Medical Library 書評・新刊案内


ネルソン小児感染症治療ガイド
第2版

齋藤 昭彦 監訳
新潟大学小児科学教室 翻訳

《評 者》宮入 烈(国立成育医療研究センター感染症科医長)

小児の抗菌薬の使い方を学びたい方にもイチオシ

 小児の抗菌薬マニュアルと言えば,評者はこの本が真っ先に思い浮かびます。John D. NelsonやJohn S. Bradleyといった小児科の重鎮の名が並ぶこの黄色い本は米国の小児科診療の現場で長年愛用されてきた名著です。15年前,米国で小児感染症フェローとして働いていた評者も本書を“Red book”(American Academy of Pediatrics)とともにカバンに忍ばせ,コンサルトのたびに引っ張り出して抗菌薬の投与量を参照していました。今は,当院の感染症科フェローのポケットに収まり,他科からの診療相談のたびに活躍しています。

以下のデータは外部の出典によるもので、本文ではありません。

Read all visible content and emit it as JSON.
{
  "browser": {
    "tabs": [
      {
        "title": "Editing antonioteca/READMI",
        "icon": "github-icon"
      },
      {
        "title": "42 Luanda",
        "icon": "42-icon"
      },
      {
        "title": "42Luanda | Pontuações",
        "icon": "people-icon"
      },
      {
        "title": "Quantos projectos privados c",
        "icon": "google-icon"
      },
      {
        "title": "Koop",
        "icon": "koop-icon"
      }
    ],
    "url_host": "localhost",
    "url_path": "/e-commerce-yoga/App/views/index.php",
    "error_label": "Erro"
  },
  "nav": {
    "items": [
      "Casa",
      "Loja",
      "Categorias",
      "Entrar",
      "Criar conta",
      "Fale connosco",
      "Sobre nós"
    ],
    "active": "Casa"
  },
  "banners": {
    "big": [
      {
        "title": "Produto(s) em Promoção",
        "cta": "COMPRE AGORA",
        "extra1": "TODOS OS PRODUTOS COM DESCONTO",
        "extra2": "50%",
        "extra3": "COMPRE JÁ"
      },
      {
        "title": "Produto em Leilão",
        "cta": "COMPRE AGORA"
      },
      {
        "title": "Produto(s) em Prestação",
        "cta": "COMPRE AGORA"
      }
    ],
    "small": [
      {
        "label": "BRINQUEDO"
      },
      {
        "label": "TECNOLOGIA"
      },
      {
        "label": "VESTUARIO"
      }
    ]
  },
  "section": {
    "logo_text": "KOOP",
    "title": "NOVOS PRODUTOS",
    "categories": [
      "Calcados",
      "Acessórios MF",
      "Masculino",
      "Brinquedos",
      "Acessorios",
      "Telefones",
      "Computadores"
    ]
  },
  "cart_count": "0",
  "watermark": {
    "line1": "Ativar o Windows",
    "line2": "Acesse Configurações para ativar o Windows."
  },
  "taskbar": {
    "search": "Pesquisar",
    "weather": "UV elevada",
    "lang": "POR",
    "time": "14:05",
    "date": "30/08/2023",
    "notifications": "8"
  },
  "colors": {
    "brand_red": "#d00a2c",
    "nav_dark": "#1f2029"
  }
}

 本書は,抗微生物薬の適応・用量・用法の詳細が記されたいわゆるマニュアル本です。しかし,40年以上にわたる実践の中で精度を高め,2年に1回(2014年以降は毎年)新たな知見を基に改訂され進化してきた実績があり,これに比肩するものはありません。特に治療薬選択のエビデンスや注意事項が参考文献と共に記載されているのは本書の特徴です。例えば中耳炎の治療など議論の的となる事項については,ガイドラインの推奨やシステマティックレビューをまとめた「メモ」があります。また,壊死性筋膜炎や慢性骨髄炎に対する外科的介入の推奨など,最善の感染症治療について薬以外の治療にも言及されています。さらに,新生児,肥満児,市中MRSA感染症,小児特有の病態における予防投与などについても具体的な処方が記載されていて,包括的な内容になっています。もちろん米国のマニュアルを日本に導入するには,疫学や人種の違い,保険診療との齟齬がないかなどの検討が必要となります。そこは日米両国をまたぐ小児感染症のエキスパートである齋藤昭彦先生を中心に翻訳者陣が注釈を加えており,大変助かります。

 小児の抗菌薬の使い方を学びたい方にもイチオシの本です。冒頭には抗菌薬と抗真菌薬を選択するために鍵となる各薬剤の特徴が書かれています。一文一文に凝縮された情報を自分のものにすることができれば,自ら考えて抗菌薬を選ぶための強力な知識になります。他にも薬力学・薬物動態学,静注抗菌薬から経口抗菌薬への切り替え方,副作用や相互作用などが学べる構成となっています。まずはこの本を通読し,実例に遭遇するたびに該当箇所を丁寧に読み直すことをお勧めします。読み返すたびに新たな気付きがあり,小児感染症診療に必要な抗菌薬の知識と考え方が身につくはずです。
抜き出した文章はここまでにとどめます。